Pitt pensó que no era toda la verdad, pero ahora no tenía importancia.

—¿Hay algo más? —insistió.

—¡No! —Entonces se dio cuenta de que él no estaba pensando en Jack sino en los otros—. No lo sé. Nadie tenía motivos para matar a George, que yo sepa. ¿Es que no pudo ser un accidente, Thomas?

—No.

Emily se miró la mano, todavía en la de él.

—¿Podría ser que el veneno estuviera pensado para otro, y no para George?

—¿Pero quién? ¿Alguien más toma café en ayunas?

—No —susurró.

No hacía falta exponer la conclusión; ella lo comprendía tan bien como él.

—¿Qué me dices de William March? ¿Pudo sentirse tan celoso como para matar a George por sus atenciones hacia Sybilla?

—No lo creo —dijo ella—. Daba la impresión de que ni siquiera lo había notado. Yo creo que sólo le importan sus cuadros. Claro que… —Sus dedos se cerraron en torno a los de Pitt—. Thomas, anoche oí a George y a Sybilla discutiendo, y cuando George subió antes de ir a acostarse, entró a verme y… —Pugnó por dominarse—. Me comunicó que lo de Sybilla había terminado. Bueno, no directamente, claro. Eso habría sido como admitir que había algo. Pero nos entendimos mutuamente.

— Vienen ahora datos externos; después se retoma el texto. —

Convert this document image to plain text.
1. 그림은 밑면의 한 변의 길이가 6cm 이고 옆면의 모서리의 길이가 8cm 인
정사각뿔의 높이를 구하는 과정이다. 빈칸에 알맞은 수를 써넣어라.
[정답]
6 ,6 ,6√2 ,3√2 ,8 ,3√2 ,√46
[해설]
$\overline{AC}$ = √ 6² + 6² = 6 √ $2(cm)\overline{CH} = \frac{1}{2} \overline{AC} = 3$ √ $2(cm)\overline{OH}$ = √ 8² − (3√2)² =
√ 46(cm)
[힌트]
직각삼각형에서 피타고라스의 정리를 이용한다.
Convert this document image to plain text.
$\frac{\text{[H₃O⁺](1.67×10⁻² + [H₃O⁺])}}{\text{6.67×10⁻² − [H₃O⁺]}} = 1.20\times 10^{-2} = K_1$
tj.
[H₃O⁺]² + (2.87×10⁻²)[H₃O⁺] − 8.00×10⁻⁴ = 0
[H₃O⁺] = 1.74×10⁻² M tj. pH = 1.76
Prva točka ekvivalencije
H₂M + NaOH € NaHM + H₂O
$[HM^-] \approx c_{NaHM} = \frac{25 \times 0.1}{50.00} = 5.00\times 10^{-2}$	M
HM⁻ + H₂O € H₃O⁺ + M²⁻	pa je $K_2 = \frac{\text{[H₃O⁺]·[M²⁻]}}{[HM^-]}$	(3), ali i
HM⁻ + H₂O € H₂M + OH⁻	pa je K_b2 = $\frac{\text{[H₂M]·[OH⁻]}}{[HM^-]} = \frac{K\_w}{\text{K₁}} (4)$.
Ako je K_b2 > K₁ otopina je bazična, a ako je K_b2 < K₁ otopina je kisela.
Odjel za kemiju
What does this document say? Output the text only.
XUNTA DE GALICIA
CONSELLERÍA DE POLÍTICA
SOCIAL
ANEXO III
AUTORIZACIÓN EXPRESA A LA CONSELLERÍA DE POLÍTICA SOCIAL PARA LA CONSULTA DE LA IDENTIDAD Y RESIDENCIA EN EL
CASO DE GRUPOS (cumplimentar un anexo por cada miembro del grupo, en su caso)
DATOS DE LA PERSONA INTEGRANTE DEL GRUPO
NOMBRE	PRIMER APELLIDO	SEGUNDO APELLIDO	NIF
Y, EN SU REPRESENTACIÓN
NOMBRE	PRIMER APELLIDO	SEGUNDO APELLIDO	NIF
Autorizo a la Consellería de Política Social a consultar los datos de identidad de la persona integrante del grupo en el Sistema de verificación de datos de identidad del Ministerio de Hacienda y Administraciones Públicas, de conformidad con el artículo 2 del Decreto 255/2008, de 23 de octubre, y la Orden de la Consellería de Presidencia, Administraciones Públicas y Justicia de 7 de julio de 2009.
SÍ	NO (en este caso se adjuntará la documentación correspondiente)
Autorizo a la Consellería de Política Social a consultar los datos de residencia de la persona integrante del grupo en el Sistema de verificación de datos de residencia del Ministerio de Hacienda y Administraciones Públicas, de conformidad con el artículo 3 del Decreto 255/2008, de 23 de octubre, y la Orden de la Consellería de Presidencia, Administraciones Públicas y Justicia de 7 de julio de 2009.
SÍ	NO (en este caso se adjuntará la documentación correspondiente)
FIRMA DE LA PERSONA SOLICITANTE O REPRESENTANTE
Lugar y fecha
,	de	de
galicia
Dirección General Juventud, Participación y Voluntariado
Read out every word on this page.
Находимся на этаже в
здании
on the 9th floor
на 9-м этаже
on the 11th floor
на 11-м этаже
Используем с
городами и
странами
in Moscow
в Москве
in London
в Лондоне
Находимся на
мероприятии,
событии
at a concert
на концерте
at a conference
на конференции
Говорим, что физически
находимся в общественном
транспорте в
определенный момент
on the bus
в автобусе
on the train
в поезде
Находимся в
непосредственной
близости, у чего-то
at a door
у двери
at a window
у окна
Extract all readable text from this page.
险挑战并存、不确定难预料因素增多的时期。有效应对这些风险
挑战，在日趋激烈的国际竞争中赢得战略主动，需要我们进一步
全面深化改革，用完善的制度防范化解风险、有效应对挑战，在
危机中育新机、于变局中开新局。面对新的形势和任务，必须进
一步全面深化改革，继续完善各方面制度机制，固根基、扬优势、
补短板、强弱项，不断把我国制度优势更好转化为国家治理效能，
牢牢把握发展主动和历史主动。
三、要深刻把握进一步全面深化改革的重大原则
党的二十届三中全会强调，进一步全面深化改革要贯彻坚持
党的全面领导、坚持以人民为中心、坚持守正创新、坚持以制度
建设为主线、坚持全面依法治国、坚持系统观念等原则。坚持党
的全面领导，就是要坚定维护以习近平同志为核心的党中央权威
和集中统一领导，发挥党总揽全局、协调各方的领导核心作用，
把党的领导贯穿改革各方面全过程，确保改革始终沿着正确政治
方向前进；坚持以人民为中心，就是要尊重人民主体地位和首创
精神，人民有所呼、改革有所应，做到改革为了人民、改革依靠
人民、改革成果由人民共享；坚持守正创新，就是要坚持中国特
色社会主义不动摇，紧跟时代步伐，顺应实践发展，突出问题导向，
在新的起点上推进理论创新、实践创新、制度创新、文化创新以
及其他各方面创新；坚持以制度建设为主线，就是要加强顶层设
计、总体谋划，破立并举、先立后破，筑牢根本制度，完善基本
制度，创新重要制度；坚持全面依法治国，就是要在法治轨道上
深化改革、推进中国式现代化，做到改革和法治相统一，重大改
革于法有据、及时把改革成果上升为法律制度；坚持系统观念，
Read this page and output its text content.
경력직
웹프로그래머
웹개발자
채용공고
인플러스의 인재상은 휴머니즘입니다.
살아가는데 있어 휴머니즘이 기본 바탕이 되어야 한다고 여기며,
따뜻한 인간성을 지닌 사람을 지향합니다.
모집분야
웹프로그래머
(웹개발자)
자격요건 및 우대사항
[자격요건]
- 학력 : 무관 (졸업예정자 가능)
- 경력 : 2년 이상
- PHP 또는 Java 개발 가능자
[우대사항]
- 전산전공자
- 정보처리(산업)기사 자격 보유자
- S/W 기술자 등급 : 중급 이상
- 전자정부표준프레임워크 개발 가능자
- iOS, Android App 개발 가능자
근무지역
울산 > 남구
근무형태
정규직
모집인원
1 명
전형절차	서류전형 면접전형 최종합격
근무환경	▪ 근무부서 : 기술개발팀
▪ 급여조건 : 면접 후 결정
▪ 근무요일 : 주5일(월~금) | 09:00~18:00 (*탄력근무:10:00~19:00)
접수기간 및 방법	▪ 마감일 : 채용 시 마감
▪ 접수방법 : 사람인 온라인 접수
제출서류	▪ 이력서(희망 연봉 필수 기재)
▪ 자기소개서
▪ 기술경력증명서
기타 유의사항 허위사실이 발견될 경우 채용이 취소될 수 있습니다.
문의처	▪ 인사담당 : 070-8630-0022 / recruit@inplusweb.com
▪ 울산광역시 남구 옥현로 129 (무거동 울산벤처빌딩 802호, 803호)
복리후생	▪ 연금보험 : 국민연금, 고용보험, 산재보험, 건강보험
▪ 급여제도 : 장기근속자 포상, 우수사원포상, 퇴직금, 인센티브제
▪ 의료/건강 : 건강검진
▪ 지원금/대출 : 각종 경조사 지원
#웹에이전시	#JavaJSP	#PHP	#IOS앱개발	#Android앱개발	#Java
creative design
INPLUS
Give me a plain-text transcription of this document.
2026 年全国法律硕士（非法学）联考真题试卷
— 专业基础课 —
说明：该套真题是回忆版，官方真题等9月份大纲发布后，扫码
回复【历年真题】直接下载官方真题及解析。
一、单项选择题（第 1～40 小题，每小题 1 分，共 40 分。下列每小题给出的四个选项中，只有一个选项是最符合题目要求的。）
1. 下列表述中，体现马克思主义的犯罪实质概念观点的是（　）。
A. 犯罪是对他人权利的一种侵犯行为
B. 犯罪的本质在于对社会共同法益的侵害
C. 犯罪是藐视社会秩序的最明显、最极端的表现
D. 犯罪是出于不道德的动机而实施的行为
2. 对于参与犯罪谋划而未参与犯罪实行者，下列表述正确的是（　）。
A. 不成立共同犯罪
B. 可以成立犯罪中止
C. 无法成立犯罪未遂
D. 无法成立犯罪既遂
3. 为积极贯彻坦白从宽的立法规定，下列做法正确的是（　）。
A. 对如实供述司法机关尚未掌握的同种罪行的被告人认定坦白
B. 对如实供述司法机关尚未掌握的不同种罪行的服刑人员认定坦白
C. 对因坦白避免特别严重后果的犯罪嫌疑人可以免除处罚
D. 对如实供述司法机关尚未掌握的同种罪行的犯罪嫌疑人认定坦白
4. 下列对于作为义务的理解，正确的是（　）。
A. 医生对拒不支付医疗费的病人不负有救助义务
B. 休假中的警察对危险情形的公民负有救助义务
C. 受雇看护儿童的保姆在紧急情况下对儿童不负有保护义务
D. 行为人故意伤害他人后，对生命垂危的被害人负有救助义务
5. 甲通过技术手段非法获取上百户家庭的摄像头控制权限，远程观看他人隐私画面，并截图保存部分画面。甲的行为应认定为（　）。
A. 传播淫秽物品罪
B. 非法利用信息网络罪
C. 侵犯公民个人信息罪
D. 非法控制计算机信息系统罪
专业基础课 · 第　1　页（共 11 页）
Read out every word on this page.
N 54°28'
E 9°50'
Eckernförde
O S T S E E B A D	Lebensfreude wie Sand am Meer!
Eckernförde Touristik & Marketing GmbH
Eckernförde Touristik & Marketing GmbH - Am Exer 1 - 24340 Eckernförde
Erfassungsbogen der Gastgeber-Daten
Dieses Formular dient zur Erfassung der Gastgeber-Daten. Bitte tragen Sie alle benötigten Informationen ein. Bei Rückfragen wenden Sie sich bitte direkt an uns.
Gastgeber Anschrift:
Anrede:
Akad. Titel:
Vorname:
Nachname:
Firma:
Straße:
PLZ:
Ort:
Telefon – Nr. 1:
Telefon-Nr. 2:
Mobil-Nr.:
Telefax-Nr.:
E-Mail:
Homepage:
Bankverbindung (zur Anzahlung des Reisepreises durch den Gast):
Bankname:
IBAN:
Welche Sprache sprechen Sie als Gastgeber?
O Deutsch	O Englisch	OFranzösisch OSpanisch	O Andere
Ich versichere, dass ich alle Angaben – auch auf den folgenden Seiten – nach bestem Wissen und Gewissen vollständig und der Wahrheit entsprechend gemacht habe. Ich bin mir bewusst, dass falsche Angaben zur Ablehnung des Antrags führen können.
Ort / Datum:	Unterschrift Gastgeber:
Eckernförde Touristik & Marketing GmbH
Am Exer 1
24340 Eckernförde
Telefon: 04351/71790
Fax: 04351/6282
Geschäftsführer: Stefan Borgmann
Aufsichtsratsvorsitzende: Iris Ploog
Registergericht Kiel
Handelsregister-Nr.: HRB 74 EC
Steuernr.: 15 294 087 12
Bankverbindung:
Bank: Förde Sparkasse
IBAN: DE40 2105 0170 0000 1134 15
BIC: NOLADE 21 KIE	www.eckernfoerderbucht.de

—¿Dices que discutió con Sybilla?

—Sí.

No tenía sentido preguntarle si la discusión había sido lo bastante violenta para fomentar el asesinato: ella no podía responder y, caso de hacerlo, su respuesta no habría significado nada.

Pitt se levantó y le soltó la mano suavemente.

—Si se te ocurre alguna cosa, haz que me avisen. No puedo dejar ningún cabo suelto.

—Lo sé. Te lo diré.

Él le sonrió ligeramente como para suavizar lo que había dicho e intentar echar un delgado cabo para salvar la distancia entre el policía y el hombre.

Ella tragó saliva, y las comisuras de su boca formaron una desvaída sonrisa a modo de respuesta.

Fue una hora más tarde cuando la puerta del dormitorio se abrió otra vez para que entrara Charlotte. No dijo nada, sólo se acercó a la cama, se sentó, alargó la mano y abrazó a Emily dejando que llorara cuanto le hacía falta, meciéndola al tiempo que murmuraba viejas palabras de consuelo, cosas de cuando eran niñas.